ABCD is definitely the way forward to improve or even create communities.Together as a community we can achieve so much more than an outside agency.

Alan George
Alan George
11 years ago

Len, my eye (and ear) was caught by your title ‘An evaluation without numbers’. I was delighted to read on and discover that it was through stories and photos that you chose to work. Even more interesting that the stories were gathered through personal encounters and that people’s unedited stories featured too, (despite the tidying up when one was later featured in the Guardian!) I’m really interested in this process of representing others – a great responsibility, but if done cooperatively it can be a liberating experience for both the story teller and the writer, in a shared community of new understandings. Doesn’t sound too grand does it? If so, perhaps it’ll spark off another response, another story.

Tracey Annette
Tracey Annette
11 years ago

Looking forward to reading the full version and perhaps getting my hands on a printed copy.
I’m quite a fan of Len’s work.
As a Community Development Worker, now working with older people living in Manchester … I’d champion every opportunity I could that allowed for people to influence and shape services. Better still is the role I get to play in supporting people to shape and deliver services independently (or as independently as possible).
I also applaud the fact that there exists a range of community engagement initiatives and approaches, ABCD being one of them and I’m interested to hear more about how this approach has worked for those with the capacity to take advantage of it.
Congrats to all involved, especially those who invested freely their own time to support their communities.

Gary Loftus
Gary Loftus
10 years ago
Reply to  Tracey Annette

Tracey, great comments, this has been pioneering work in four neighbourhoods of greater Manchester, and the people who are involved are passionate, committed and above all determined to see change in their neighbourhoods. ABCD and other strength based approaches, allow skilful community builders to tap into the skills, talents and assets within the neighbourhood, drawing on the strengths as opposed to focusing on the weaknesses that exist.

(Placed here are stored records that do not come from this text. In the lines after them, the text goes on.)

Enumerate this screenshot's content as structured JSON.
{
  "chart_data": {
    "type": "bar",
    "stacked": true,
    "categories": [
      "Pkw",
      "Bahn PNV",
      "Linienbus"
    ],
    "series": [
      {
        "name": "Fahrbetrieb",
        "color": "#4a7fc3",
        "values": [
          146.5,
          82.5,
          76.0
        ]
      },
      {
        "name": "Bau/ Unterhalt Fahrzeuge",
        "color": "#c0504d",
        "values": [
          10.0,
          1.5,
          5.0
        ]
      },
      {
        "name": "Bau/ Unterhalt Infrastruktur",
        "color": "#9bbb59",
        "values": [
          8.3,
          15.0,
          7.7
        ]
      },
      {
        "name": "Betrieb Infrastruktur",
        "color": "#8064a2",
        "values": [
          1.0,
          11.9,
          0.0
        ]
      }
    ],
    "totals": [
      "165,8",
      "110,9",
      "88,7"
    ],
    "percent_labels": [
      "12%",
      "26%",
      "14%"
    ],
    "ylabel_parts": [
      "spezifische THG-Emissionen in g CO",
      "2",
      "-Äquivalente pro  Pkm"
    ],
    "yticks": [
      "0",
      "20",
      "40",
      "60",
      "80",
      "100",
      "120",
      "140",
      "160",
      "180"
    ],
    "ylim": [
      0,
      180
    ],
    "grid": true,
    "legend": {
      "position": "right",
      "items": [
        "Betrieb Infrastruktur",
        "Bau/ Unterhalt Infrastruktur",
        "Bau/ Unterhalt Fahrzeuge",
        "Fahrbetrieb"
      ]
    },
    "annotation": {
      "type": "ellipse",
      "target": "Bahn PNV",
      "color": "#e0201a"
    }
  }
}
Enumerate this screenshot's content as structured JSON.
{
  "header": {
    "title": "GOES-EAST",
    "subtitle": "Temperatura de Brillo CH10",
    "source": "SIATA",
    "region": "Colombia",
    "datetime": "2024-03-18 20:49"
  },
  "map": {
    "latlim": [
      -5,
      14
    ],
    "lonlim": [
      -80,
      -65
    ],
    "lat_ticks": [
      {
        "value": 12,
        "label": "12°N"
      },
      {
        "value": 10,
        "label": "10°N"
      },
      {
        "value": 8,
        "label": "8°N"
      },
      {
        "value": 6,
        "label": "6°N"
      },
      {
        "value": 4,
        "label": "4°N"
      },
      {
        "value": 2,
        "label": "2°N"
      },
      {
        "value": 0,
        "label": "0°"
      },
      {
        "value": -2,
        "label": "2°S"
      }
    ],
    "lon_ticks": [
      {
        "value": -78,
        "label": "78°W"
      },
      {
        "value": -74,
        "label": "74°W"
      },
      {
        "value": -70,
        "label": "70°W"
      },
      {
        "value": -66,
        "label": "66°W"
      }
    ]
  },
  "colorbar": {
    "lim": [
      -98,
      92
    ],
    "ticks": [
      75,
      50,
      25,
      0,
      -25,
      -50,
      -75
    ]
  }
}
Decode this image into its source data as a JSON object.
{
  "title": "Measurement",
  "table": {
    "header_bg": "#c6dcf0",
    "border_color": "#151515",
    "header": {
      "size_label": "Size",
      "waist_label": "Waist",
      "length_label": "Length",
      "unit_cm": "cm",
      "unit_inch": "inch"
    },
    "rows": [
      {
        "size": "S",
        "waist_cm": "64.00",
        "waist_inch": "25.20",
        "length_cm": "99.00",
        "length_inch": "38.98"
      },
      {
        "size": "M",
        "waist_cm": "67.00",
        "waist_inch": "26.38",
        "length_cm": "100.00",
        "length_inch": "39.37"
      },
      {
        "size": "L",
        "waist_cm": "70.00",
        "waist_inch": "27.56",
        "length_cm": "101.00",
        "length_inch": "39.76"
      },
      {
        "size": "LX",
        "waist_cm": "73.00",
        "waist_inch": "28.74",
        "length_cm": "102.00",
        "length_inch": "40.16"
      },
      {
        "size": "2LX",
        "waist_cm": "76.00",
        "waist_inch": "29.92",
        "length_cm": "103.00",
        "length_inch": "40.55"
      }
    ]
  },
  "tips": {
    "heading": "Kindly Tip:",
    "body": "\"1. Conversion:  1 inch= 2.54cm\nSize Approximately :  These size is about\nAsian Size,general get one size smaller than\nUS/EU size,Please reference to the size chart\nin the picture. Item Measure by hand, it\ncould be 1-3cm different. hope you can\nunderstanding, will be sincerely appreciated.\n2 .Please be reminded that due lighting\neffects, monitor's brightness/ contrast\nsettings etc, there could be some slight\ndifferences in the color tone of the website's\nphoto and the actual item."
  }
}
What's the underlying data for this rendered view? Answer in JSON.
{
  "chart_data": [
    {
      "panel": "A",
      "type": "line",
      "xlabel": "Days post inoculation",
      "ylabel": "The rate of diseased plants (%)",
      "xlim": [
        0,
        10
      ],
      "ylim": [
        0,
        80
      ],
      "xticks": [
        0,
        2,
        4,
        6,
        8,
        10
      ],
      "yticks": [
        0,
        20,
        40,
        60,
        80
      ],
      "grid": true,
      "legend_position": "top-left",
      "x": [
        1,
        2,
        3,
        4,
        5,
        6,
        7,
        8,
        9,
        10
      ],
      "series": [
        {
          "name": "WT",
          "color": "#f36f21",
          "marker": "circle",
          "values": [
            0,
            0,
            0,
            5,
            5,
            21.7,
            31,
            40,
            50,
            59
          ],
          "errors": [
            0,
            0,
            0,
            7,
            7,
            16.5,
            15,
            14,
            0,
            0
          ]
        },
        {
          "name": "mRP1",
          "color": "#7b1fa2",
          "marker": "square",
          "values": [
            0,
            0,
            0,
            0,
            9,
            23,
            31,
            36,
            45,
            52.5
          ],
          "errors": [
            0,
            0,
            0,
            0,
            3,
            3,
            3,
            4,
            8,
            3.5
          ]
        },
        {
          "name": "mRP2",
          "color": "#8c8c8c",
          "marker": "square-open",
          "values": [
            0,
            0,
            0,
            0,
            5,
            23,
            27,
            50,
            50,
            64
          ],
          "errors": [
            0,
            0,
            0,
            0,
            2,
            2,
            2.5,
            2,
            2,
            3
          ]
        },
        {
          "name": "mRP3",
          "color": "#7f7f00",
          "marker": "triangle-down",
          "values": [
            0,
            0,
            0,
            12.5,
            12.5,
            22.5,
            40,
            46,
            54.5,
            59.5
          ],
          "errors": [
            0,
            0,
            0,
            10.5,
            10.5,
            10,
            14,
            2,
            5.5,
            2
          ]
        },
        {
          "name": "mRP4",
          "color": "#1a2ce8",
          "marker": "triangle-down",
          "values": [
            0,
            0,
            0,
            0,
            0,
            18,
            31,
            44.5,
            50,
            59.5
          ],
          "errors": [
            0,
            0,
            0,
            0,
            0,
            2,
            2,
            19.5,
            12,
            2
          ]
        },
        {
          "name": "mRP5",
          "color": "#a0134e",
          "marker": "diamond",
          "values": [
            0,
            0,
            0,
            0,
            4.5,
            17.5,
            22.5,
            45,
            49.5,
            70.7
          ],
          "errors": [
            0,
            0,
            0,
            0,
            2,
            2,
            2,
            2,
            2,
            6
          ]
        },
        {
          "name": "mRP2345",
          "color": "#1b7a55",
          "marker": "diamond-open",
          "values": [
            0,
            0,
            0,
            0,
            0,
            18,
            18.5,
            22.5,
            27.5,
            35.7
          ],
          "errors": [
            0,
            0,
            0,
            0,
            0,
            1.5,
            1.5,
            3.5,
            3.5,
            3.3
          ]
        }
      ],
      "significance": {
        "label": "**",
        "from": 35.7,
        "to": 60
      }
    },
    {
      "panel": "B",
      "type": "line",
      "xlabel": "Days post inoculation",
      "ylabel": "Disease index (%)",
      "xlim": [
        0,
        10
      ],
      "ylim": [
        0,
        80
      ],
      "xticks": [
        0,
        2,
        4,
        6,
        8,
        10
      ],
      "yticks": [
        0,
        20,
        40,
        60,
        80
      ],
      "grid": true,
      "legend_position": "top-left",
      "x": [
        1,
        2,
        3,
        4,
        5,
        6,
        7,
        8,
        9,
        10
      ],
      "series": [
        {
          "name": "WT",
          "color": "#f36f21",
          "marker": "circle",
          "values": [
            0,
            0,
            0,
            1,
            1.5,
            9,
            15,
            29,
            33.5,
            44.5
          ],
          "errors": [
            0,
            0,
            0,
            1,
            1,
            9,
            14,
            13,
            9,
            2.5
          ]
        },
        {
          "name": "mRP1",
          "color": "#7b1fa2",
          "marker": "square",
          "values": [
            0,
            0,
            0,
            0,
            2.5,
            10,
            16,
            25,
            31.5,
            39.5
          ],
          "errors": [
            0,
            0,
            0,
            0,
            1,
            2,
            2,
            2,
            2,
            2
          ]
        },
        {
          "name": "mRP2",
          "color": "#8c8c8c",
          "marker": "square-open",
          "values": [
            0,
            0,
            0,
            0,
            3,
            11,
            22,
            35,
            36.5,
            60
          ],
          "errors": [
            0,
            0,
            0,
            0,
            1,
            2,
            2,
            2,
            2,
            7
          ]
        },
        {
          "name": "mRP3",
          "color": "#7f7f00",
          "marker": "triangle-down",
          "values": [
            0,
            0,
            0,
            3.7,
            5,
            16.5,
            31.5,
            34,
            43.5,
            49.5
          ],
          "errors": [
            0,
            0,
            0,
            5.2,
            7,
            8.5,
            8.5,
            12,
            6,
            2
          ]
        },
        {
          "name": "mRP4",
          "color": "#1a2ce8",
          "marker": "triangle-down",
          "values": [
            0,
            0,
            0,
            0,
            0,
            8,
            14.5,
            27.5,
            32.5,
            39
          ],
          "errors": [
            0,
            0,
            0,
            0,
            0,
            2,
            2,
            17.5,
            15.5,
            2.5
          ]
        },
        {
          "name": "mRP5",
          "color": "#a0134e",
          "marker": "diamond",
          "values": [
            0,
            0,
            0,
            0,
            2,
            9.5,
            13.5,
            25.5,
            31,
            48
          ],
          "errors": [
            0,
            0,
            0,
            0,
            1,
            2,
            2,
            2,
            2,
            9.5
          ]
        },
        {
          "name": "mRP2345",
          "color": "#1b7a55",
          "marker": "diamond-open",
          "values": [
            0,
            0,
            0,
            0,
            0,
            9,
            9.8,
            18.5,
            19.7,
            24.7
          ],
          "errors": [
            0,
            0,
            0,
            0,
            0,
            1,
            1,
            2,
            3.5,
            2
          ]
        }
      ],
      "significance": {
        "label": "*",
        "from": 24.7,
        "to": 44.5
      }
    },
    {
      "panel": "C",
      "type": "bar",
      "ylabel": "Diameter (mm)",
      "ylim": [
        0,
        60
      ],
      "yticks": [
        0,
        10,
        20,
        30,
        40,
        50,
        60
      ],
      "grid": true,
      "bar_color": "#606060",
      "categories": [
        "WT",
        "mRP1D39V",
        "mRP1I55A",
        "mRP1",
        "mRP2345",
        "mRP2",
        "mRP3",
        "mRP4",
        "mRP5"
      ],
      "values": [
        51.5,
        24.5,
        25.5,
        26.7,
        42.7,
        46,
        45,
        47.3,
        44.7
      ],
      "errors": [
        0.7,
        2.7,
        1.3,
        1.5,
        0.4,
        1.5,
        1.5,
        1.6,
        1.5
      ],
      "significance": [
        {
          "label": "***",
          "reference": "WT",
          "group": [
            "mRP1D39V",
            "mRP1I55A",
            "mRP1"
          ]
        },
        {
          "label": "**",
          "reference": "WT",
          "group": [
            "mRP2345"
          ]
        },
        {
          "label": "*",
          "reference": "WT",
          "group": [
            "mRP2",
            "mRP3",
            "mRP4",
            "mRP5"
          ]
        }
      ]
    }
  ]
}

Like you I love Len Grant’s work, and I was over the moon when my CEO agreed to commission this piece of work. I knew Len was the right man for the job.

If you fancy a trip out to one of the neighbourhoods where we’ve been working drop me a line and I will arrange for that to happen.

On 8th October I am facilitating an ABCD Workshop for residents of east Manchester, at the new church on Albert Street. I’ll send you the publicity when I’ve finished it today.

Back to the book, have you had chance to read the copy I dropped off for you?